Живая энциклопедия предназначалась не только для семейного пользования. К Николаю Райнову приходили всякие люди, зачастую совсем незнакомые, они просили самые различные справочники для научных трудов, диссертаций или для самообразования. Если посетитель имел несчастье явиться в неподходящее время, самое многое, чем он рисковал, это что его отправят восвояси с просьбой прийти через день-два. Отец считал безнравственным отказывать людям в знаниях, которые сам получил от других. И еще одна его черта – он всегда ясно выражал свое личное мнение, но никогда не навязывал его другим.
С этой его чертой я столкнулся, когда был в начальном классе гимназии. Однажды в конце занятий ко мне приклеился один из старшеклассников и предложил вместе пойти домой, чтобы поговорить по дороге. Разговор начался с благородных рассуждений о национальных идеалах и о необходимости очистить общество от коррупции и нищеты, а закончился призывом вступить в небезызвестную в то время организацию «Национальные легионы». В заключение я получил приглашение на очередной сбор софийского легиона.
За обедом я рассказал об этом отцу и довольно обстоятельно передал ему разговор с легионером.
– Всяк расхваливает свой товар, – обобщил Старик, когда я кончил.
– Но ты-то как считаешь? – спросил я, хотя мнение Старика было совершенно ясно.

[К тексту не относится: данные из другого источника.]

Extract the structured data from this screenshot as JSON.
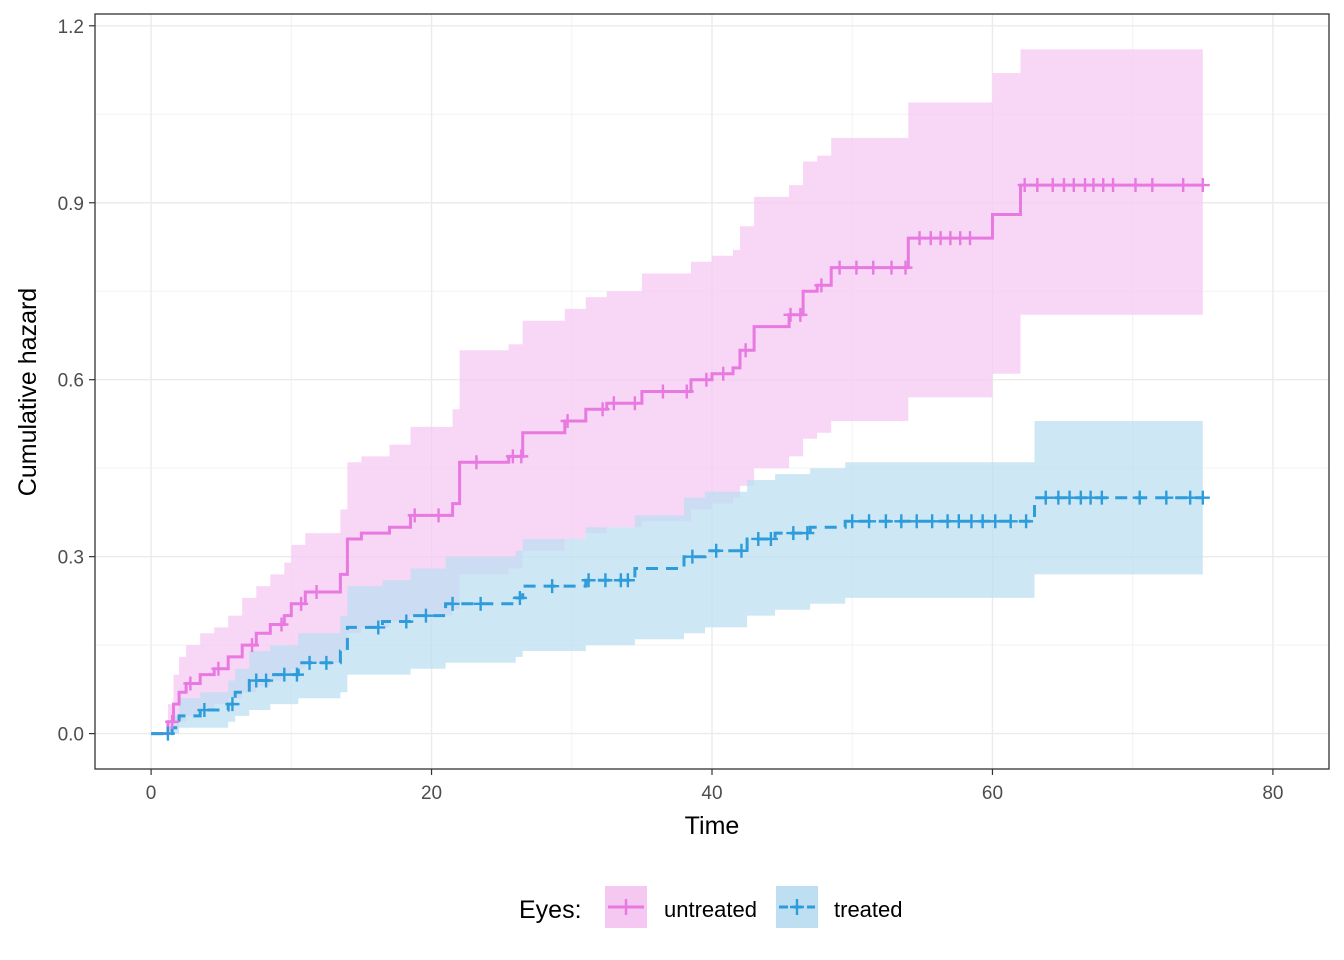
{
  "chart_data": {
    "type": "line",
    "subtype": "step cumulative hazard with confidence bands",
    "xlabel": "Time",
    "ylabel": "Cumulative hazard",
    "xlim": [
      -4,
      84
    ],
    "ylim": [
      -0.06,
      1.22
    ],
    "x_ticks": [
      0,
      20,
      40,
      60,
      80
    ],
    "y_ticks": [
      0.0,
      0.3,
      0.6,
      0.9,
      1.2
    ],
    "x_tick_labels": [
      "0",
      "20",
      "40",
      "60",
      "80"
    ],
    "y_tick_labels": [
      "0.0",
      "0.3",
      "0.6",
      "0.9",
      "1.2"
    ],
    "grid": true,
    "legend": {
      "title": "Eyes:",
      "position": "bottom"
    },
    "series": [
      {
        "name": "untreated",
        "color": "#E879E1",
        "band_color": "#F5C8F2",
        "line_style": "solid",
        "x": [
          0,
          1.2,
          1.6,
          2.0,
          2.5,
          3.5,
          4.5,
          5.5,
          6.5,
          7.5,
          8.5,
          9.5,
          10.0,
          11.0,
          13.5,
          14.0,
          15.0,
          17.0,
          18.5,
          21.5,
          22.0,
          25.5,
          26.5,
          29.5,
          31.0,
          32.5,
          35.0,
          38.5,
          40.0,
          41.5,
          42.0,
          43.0,
          45.5,
          46.5,
          47.5,
          48.5,
          54.0,
          60.0,
          62.0,
          75.0
        ],
        "y": [
          0,
          0.02,
          0.05,
          0.07,
          0.085,
          0.1,
          0.11,
          0.13,
          0.15,
          0.17,
          0.185,
          0.2,
          0.22,
          0.24,
          0.27,
          0.33,
          0.34,
          0.35,
          0.37,
          0.39,
          0.46,
          0.47,
          0.51,
          0.53,
          0.55,
          0.56,
          0.58,
          0.6,
          0.61,
          0.62,
          0.65,
          0.69,
          0.71,
          0.75,
          0.76,
          0.79,
          0.84,
          0.88,
          0.93,
          0.93
        ],
        "lower": [
          0,
          0.0,
          0.01,
          0.02,
          0.03,
          0.04,
          0.05,
          0.06,
          0.07,
          0.08,
          0.09,
          0.1,
          0.11,
          0.12,
          0.14,
          0.17,
          0.18,
          0.19,
          0.2,
          0.21,
          0.27,
          0.28,
          0.31,
          0.33,
          0.34,
          0.35,
          0.36,
          0.38,
          0.39,
          0.4,
          0.42,
          0.45,
          0.47,
          0.5,
          0.51,
          0.53,
          0.57,
          0.61,
          0.71,
          0.71
        ],
        "upper": [
          0,
          0.05,
          0.1,
          0.13,
          0.15,
          0.17,
          0.18,
          0.2,
          0.23,
          0.25,
          0.27,
          0.29,
          0.32,
          0.34,
          0.38,
          0.46,
          0.47,
          0.49,
          0.52,
          0.55,
          0.65,
          0.66,
          0.7,
          0.72,
          0.74,
          0.75,
          0.78,
          0.8,
          0.81,
          0.82,
          0.86,
          0.91,
          0.93,
          0.97,
          0.98,
          1.01,
          1.07,
          1.12,
          1.16,
          1.16
        ],
        "censor_x": [
          1.5,
          2.8,
          4.8,
          7.2,
          9.3,
          10.7,
          11.8,
          18.8,
          20.5,
          23.2,
          25.8,
          26.4,
          29.7,
          32.2,
          33.0,
          34.5,
          36.5,
          38.2,
          39.6,
          40.8,
          42.4,
          45.6,
          46.3,
          47.8,
          49.1,
          50.3,
          51.5,
          52.8,
          53.8,
          54.8,
          55.6,
          56.3,
          57.0,
          57.7,
          58.4,
          62.3,
          63.2,
          64.3,
          65.1,
          65.8,
          66.6,
          67.2,
          67.9,
          68.6,
          70.2,
          71.4,
          73.6,
          75.0
        ]
      },
      {
        "name": "treated",
        "color": "#2D9CDB",
        "band_color": "#BEDFF2",
        "line_style": "dashed",
        "x": [
          0,
          1.5,
          2.0,
          3.5,
          5.5,
          6.0,
          7.0,
          8.5,
          10.5,
          13.5,
          14.0,
          16.5,
          18.5,
          21.0,
          26.0,
          26.5,
          31.0,
          34.5,
          38.0,
          39.5,
          42.5,
          44.5,
          47.0,
          49.5,
          63.0,
          75.0
        ],
        "y": [
          0,
          0.01,
          0.03,
          0.04,
          0.05,
          0.07,
          0.09,
          0.1,
          0.12,
          0.14,
          0.18,
          0.19,
          0.2,
          0.22,
          0.23,
          0.25,
          0.26,
          0.28,
          0.3,
          0.31,
          0.33,
          0.34,
          0.35,
          0.36,
          0.4,
          0.4
        ],
        "lower": [
          0,
          0.0,
          0.01,
          0.01,
          0.02,
          0.03,
          0.04,
          0.05,
          0.06,
          0.07,
          0.1,
          0.1,
          0.11,
          0.12,
          0.13,
          0.14,
          0.15,
          0.16,
          0.17,
          0.18,
          0.2,
          0.21,
          0.22,
          0.23,
          0.27,
          0.27
        ],
        "upper": [
          0,
          0.03,
          0.06,
          0.07,
          0.09,
          0.11,
          0.14,
          0.15,
          0.17,
          0.2,
          0.25,
          0.26,
          0.28,
          0.3,
          0.31,
          0.33,
          0.35,
          0.37,
          0.4,
          0.41,
          0.43,
          0.44,
          0.45,
          0.46,
          0.53,
          0.53
        ],
        "censor_x": [
          1.2,
          3.8,
          5.8,
          7.5,
          8.2,
          9.5,
          10.4,
          11.3,
          12.5,
          16.2,
          18.2,
          19.6,
          21.5,
          23.5,
          26.3,
          28.6,
          31.2,
          32.4,
          33.5,
          34.0,
          38.6,
          40.3,
          42.1,
          43.3,
          44.2,
          45.8,
          46.8,
          50.0,
          51.2,
          52.4,
          53.5,
          54.6,
          55.7,
          56.8,
          57.6,
          58.5,
          59.3,
          60.2,
          61.3,
          62.4,
          63.8,
          64.7,
          65.5,
          66.3,
          67.0,
          67.8,
          70.5,
          72.4,
          74.1,
          75.0
        ]
      }
    ]
  }
}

– Раз тебя интересуют подобные вопросы, пойди, посмотри, чем занимаются эти люди, а потом поговорим.
Однако мне представилась возможность увидеть, чем занимаются легионеры, и не ходя на их сборище. Неделю спустя отцу предстояло выступить с лекцией на тему «Свободные каменщики». Из этой организации он совсем недавно вышел, разочарованный тем, что за ее высокоморальными девизами кроются нравы и деяния совершенно другого естества. Именно поэтому он уже попытался однажды публично изложить мотивы своего выхода. Беседа проходила в переполненном зале. Сидевшие в публике фашисты то и дело шикали, прерывали отца провокационными вопросами. Фашисты по своим соображениям были противниками масонства, но расценивали выход отца из ложи как своего рода маневр, позволяющий ему рекламировать эту организацию, заняв позу объективного и критичного свидетеля. Основание для подобных подозрений они находили в том, что отец употреблял такие слова, как «свобода» или «братство». По их убеждению, «добронамеренный болгарин», как тогда говорили, не стал бы употреблять таких терминов. Несмотря на молодость, у меня уже было достаточно личных впечатлений, чтобы я мог судить, был ли выход отца из этой организации ловким маневром или следствием глубокого и горького разочарования. Однако это другая история.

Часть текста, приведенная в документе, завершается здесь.